IL VORTICE HA LE CARATTERISTICHE DI UN TLC (TROPICAL-LIKE CYCLONE), NOTO ANCHE COME MEDICANE, “MEDITERRANEAN HURRICANE”.
 
Il Mediterraneo centro-occidentale rimane sede di una circolazione depressionaria che interessa direttamente anche l’Italia e ha assunto le caratteristiche di un TLC, Tropical-like Cyclone, simile cioè ai cicloni tropicali, con un “occhio” al centro della circolazione.
In particolare, nel caso del ciclone Juliette il minimo al suolo continua a gravitare in prossimità della Sardegna e alimenta venti intensi, mantenendo condizioni meteo instabili in buona parte d’Italia. Al Nord le precipitazioni vanno gradualmente esaurendosi, con un miglioramento che sarà ancora più evidente domani con il ritorno del sole e del tempo stabile mentre al Centro-Sud e nelle Isole prevarranno ancora condizioni di variabilità e locale instabilità. Nel fine settimana l’area depressionaria si allontanerà gradualmente verso la Grecia – anticipano i meteorologi di Meteo Expert –: sabato registreremo un miglioramento anche su parte del Centro; domenica la residua instabilità si concentrerà all’estremo Sud e in Sicilia.
 
 
LE PREVISIONI PER LE PROSSIME ORE
 
Al mattino cielo molto nuvoloso o coperto al Nord, con debole neve fino ai 600-900 metri sulle Alpi occidentali e fino ai 1.000 metri circa sulle Prealpi lombarde e venete; qualche pioggia isolata su sudest Lombardia, Emilia Romagna e Veneto. Schiarite inizialmente su Puglia e settore ionico, nubi più o meno compatte nel resto del Centro-Sud, con rovesci e isolati temporali su Lazio, Campania, Sicilia occidentale e Sardegna; precipitazioni sparse anche su Abruzzo e Molise, nevose oltre 1200-1400 metri.
 
Nel pomeriggio nuvole in lenta attenuazione al Nord con poche precipitazioni isolate su Alpi occidentali, Orobie e Romagna, in esaurimento entro sera. Ancora instabile con precipitazioni sparse su Sardegna, Lazio, Abruzzo, Molise, Campania, Calabria tirrenica, Lucania, centro-nord della Puglia e nel nord della Sicilia, nevose sui rilievi oltre i 1200-1400 metri.
 
Temperature massime stazionarie o in lieve calo su settore alpino, Abruzzo, Molise, basso Lazio, Sud e Isole, in rialzo nel resto del Centro-Nord.
Ventoso sui mari di ponente per venti in rotazione antioraria intorno al centro della depressione centrata a ridosso del nordest della Sardegna: Tramontana anche forte nel Ponente ligure, venti moderati o tesi altrove.
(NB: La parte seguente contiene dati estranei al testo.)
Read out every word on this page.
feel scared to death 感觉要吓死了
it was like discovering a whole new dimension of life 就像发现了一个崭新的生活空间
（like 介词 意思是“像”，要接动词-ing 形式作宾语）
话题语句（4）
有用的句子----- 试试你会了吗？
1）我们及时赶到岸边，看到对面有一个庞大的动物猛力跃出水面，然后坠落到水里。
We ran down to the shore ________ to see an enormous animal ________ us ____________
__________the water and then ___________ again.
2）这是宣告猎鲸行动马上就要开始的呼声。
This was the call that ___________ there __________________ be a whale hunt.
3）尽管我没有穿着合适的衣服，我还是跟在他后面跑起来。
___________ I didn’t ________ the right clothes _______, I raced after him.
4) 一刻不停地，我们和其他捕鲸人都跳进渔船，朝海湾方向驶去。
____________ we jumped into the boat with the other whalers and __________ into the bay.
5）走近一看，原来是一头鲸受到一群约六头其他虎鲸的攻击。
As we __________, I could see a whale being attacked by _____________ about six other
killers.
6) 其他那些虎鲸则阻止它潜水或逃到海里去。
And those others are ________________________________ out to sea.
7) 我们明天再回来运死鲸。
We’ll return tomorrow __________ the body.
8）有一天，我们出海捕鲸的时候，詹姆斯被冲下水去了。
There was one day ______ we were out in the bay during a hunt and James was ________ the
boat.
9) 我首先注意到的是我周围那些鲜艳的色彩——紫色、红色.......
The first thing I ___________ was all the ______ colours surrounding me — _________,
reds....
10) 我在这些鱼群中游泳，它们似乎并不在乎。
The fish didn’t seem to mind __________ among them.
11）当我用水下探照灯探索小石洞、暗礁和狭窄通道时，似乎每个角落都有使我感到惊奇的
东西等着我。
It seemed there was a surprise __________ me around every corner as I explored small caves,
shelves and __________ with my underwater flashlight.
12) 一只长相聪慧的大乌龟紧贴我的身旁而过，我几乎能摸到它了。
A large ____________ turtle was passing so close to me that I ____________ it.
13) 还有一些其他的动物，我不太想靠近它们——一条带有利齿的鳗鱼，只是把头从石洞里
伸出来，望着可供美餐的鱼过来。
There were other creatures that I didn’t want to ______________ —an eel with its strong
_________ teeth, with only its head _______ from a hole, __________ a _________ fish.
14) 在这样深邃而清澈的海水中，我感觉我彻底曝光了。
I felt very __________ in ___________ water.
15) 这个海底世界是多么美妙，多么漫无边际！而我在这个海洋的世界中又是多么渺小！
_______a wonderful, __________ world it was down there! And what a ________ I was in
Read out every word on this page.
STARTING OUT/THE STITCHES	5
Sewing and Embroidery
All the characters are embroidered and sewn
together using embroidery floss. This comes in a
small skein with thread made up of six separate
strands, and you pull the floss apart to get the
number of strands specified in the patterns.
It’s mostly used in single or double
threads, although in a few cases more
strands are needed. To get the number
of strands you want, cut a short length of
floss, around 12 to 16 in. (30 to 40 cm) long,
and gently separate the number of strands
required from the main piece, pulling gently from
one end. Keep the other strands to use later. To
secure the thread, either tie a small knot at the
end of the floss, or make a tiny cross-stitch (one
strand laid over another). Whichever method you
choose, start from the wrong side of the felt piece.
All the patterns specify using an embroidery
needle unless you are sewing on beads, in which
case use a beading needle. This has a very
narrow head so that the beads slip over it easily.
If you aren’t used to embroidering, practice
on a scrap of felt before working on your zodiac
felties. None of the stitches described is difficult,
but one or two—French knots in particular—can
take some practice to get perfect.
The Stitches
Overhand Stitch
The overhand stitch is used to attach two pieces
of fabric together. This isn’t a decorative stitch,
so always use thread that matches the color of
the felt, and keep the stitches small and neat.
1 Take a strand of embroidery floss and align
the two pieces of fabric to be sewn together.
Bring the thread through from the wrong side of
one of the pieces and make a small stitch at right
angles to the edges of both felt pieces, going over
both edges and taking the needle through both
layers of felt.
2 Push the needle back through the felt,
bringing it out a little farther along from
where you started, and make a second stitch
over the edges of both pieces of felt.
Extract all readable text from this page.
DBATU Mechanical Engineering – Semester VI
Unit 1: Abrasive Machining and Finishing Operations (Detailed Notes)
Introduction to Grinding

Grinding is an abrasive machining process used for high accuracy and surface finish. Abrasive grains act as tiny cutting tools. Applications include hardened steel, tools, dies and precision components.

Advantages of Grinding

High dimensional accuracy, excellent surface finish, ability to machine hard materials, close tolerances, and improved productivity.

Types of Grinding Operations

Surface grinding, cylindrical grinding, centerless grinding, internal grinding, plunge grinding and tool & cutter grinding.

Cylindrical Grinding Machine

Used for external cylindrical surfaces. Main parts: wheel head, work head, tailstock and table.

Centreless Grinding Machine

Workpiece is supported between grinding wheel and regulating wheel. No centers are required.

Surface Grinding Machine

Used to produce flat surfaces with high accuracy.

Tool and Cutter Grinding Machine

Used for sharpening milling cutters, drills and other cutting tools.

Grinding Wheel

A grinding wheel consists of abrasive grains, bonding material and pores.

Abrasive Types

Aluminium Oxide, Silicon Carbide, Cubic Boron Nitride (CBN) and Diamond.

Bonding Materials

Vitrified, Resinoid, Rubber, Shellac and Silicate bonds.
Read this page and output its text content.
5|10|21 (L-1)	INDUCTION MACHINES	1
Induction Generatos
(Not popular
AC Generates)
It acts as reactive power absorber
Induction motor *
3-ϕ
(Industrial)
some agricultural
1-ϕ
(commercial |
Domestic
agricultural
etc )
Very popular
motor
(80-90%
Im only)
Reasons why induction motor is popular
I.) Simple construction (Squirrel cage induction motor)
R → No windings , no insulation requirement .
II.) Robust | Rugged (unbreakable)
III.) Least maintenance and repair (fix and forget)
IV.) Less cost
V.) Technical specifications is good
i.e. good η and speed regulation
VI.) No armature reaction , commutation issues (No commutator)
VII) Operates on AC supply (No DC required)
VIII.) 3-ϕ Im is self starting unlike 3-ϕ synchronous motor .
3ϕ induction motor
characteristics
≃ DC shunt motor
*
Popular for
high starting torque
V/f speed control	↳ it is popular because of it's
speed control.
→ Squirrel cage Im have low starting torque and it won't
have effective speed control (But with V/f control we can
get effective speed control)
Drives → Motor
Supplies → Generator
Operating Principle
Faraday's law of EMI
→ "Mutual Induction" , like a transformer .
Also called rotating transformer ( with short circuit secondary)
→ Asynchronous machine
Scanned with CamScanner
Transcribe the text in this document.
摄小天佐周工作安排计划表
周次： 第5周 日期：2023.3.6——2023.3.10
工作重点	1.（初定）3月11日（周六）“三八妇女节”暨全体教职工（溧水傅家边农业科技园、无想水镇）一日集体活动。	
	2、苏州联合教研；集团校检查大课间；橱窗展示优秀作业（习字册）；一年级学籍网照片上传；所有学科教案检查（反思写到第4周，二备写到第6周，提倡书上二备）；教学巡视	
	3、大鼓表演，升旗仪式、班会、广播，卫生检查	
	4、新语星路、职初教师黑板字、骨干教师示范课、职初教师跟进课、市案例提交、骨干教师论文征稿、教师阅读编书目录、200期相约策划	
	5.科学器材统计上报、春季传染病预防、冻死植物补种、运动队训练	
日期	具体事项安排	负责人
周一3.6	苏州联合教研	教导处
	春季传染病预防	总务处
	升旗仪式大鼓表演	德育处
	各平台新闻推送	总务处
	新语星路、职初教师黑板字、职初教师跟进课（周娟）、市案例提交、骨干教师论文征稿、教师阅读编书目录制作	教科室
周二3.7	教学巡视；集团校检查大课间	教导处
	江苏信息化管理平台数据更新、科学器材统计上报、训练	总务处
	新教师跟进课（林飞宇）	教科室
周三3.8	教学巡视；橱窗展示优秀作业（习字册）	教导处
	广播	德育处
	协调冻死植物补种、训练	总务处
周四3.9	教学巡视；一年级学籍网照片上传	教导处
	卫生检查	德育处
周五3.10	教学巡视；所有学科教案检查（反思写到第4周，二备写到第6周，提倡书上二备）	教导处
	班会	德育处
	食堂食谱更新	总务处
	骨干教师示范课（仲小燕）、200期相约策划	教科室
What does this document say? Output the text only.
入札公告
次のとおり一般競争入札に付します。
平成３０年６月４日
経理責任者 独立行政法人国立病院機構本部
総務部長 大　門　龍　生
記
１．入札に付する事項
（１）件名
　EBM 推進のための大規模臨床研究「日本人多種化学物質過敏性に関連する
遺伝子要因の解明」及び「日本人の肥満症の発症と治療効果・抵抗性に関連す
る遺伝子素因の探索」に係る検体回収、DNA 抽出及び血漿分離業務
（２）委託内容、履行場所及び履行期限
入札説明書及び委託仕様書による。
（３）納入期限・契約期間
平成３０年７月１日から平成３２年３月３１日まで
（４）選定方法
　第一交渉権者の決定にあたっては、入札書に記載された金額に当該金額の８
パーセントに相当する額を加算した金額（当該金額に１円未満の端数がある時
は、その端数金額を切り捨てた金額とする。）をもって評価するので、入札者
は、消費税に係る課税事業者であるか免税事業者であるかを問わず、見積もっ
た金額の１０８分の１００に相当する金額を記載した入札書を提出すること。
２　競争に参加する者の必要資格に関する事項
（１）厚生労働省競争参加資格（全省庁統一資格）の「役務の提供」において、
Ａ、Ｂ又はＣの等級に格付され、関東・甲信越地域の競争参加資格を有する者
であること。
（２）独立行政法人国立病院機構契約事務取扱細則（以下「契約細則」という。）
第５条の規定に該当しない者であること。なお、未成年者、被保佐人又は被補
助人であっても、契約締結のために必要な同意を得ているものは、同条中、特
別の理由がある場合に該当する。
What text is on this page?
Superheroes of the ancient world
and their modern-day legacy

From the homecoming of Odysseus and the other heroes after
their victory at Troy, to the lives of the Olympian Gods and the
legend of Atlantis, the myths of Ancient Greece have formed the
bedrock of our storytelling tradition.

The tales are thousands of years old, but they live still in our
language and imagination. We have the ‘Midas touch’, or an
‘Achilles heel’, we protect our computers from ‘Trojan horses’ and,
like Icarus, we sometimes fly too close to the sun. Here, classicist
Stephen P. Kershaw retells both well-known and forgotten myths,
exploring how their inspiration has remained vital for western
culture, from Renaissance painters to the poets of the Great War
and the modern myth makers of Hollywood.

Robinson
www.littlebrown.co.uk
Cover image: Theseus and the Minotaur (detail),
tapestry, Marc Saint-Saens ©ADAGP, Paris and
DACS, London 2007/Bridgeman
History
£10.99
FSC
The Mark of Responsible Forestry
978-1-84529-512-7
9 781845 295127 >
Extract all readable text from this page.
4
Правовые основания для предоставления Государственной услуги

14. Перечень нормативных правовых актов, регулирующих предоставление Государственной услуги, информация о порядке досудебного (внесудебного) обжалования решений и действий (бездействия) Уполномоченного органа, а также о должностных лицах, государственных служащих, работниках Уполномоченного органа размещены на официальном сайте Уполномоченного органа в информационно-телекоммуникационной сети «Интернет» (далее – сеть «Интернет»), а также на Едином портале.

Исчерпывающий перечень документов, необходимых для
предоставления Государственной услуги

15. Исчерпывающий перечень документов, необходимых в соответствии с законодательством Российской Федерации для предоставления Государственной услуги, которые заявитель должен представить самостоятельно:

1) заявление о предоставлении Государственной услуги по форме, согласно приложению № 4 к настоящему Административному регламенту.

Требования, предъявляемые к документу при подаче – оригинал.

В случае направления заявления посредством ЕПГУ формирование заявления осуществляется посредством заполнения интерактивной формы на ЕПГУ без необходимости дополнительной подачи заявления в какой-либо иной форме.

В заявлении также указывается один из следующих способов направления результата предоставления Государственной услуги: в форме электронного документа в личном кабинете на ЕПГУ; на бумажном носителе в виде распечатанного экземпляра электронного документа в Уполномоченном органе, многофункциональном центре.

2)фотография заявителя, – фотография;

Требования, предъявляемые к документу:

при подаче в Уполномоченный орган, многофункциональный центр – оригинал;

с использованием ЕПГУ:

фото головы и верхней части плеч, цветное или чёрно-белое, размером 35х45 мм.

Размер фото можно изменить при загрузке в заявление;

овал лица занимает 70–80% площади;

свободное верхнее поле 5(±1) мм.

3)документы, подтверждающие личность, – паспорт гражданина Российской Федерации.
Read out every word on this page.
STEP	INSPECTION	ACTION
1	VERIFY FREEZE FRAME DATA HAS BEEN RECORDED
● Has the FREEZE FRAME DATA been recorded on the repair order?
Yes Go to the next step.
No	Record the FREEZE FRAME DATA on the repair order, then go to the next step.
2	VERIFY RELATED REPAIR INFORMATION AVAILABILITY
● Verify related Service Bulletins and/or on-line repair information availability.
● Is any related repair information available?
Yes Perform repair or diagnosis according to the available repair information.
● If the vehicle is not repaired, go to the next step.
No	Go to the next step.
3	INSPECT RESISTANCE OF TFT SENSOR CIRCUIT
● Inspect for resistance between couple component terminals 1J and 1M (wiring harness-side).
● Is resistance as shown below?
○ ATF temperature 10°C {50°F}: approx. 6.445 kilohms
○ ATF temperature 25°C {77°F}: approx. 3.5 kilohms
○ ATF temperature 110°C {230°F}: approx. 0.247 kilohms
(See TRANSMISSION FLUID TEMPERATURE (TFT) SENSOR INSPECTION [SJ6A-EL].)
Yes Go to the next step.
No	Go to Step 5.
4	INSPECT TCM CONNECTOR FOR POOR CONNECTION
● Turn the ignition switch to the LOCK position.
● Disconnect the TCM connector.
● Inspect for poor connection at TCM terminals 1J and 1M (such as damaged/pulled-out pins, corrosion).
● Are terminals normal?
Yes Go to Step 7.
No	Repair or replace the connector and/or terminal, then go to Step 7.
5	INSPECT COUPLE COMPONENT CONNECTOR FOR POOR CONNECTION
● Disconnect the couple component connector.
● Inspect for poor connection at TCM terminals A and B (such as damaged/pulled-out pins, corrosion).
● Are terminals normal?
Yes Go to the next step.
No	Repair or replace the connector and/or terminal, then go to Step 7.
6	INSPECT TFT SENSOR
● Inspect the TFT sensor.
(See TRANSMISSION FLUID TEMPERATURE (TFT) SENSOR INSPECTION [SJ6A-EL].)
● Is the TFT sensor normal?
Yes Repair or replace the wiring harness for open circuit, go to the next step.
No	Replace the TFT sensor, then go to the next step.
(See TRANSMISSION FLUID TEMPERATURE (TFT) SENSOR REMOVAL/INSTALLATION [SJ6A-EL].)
Bora moderata, ma in attenuazione, sull’alto Adriatico.
Mari: fino a mossi Adriatico e Ionio, per lo più molto mossi gli altri mari, fino a localmente agitati Ligure occidentale, Mar di Corsica e Tirreno.
 
 
LE PREVISIONI PER DOMANI
 
Tempo abbastanza soleggiato al Nord e sull’alta Toscana, con un cielo in prevalenza poco nuvoloso, salvo ancora qualche annuvolamento più significativo su Emilia meridionale e Romagna.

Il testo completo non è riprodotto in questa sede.